4. Engagements multilatéraux axés sur les droits
- Étendre et appuyer la feuille de route UA-ONU d’Addis-Abeba afin de renforcer la collaboration entre mécanismes régionaux dédiés à l’obligation de rendre des comptes tels que le Conseil des droits de l’homme de l’ONU et la Commission africaine des droits de l’homme et des peuples.
- Appuyer un agenda général dédié aux droits humains au sein de l’architecture de paix et de sécurité de l’UA en investissant dans l’élaboration d’outils performants de gestion et de prévention du conflit ainsi que dans des réponses aux crises émergentes qui soient axées sur les droits.
- Encourager un dialogue plus soutenu sur les questions relatives aux droits humains entre les blocs économiques et les organisations sous-régionales de défense des droits humains.

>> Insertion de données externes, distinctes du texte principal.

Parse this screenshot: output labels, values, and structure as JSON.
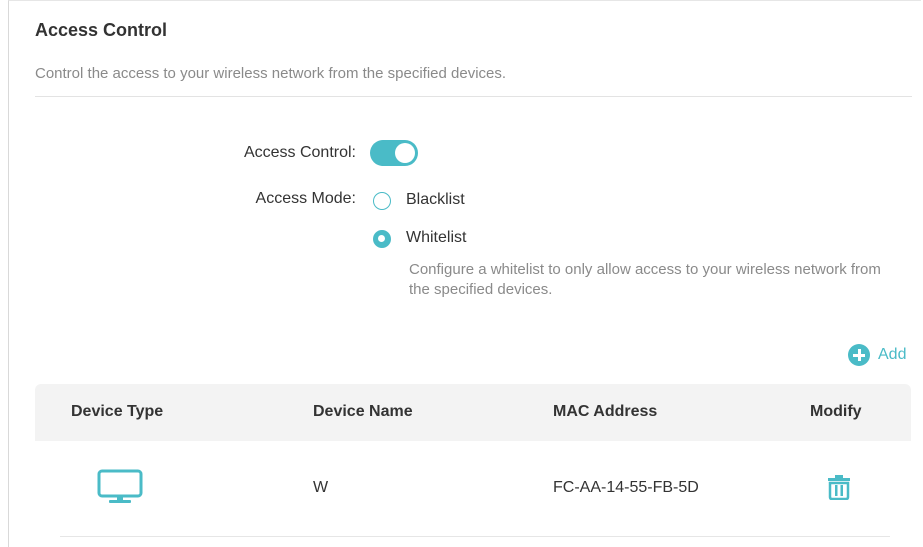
{
  "section": {
    "title": "Access Control",
    "description": "Control the access to your wireless network from the specified devices."
  },
  "settings": {
    "access_control_label": "Access Control:",
    "access_control_enabled": true,
    "access_mode_label": "Access Mode:",
    "modes": [
      {
        "label": "Blacklist",
        "selected": false
      },
      {
        "label": "Whitelist",
        "selected": true
      }
    ],
    "whitelist_hint": "Configure a whitelist to only allow access to your wireless network from the specified devices."
  },
  "actions": {
    "add_label": "Add",
    "add_icon": "plus-circle-icon"
  },
  "table": {
    "columns": [
      "Device Type",
      "Device Name",
      "MAC Address",
      "Modify"
    ],
    "rows": [
      {
        "device_type_icon": "monitor-icon",
        "device_name": "W",
        "mac_address": "FC-AA-14-55-FB-5D",
        "modify_icon": "trash-icon"
      }
    ]
  },
  "colors": {
    "accent": "#4abbc7",
    "header_bg": "#f3f3f3",
    "muted_text": "#8a8a8a"
  }
}
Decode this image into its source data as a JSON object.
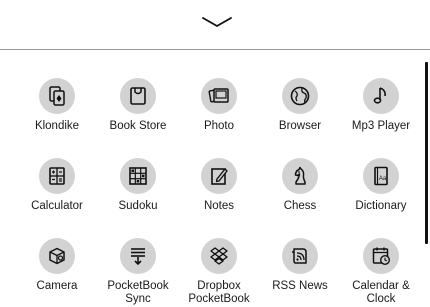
{
  "apps": [
    {
      "id": "klondike",
      "label": "Klondike",
      "icon": "cards-icon"
    },
    {
      "id": "book-store",
      "label": "Book Store",
      "icon": "store-bag-icon"
    },
    {
      "id": "photo",
      "label": "Photo",
      "icon": "photo-stack-icon"
    },
    {
      "id": "browser",
      "label": "Browser",
      "icon": "globe-icon"
    },
    {
      "id": "mp3-player",
      "label": "Mp3 Player",
      "icon": "music-note-icon"
    },
    {
      "id": "calculator",
      "label": "Calculator",
      "icon": "calculator-icon"
    },
    {
      "id": "sudoku",
      "label": "Sudoku",
      "icon": "sudoku-grid-icon"
    },
    {
      "id": "notes",
      "label": "Notes",
      "icon": "pencil-note-icon"
    },
    {
      "id": "chess",
      "label": "Chess",
      "icon": "chess-knight-icon"
    },
    {
      "id": "dictionary",
      "label": "Dictionary",
      "icon": "dictionary-book-icon"
    },
    {
      "id": "camera",
      "label": "Camera",
      "icon": "camera-cube-icon"
    },
    {
      "id": "pocketbook-sync",
      "label": "PocketBook\nSync",
      "icon": "sync-download-icon"
    },
    {
      "id": "dropbox-pocketbook",
      "label": "Dropbox\nPocketBook",
      "icon": "dropbox-icon"
    },
    {
      "id": "rss-news",
      "label": "RSS News",
      "icon": "rss-feed-icon"
    },
    {
      "id": "calendar-clock",
      "label": "Calendar &\nClock",
      "icon": "calendar-clock-icon"
    }
  ],
  "icons": {
    "dictionary_text": "Aa"
  }
}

Promouvoir publiquement le soutien apporté par l’UA aux institutions nationales de défense des droits humains et aux organisations de la société civile.
5. Stratégies fondées sur les droits pour lutter contre le Covid-19
- Veiller à ce que les plans nationaux et locaux de réponse au Covid-19 tiennent compte de l’impact de la pandémie sur les femmes et les filles. Élaborer des réponses adaptées en consultation avec les organisations de défense des droits des femmes et des filles et octroyer les ressources nécessaires.
- S’assurer que les plans nationaux et locaux de réponse au Covid-19 tiennent compte de l’impact de la pandémie sur les personnes atteintes d’un handicap, y compris les enfants handicapés, ainsi que sur les personnes âgées, étant donné l’impact du Covid-19 sur ces groupes.
- Prendre des mesures concrètes, au niveau de l’UA et de ses États membres, pour veiller à ce que la fabrication et la distribution des vaccins contre le Covid-19 se déroulent de manière juste, équitable et transparente.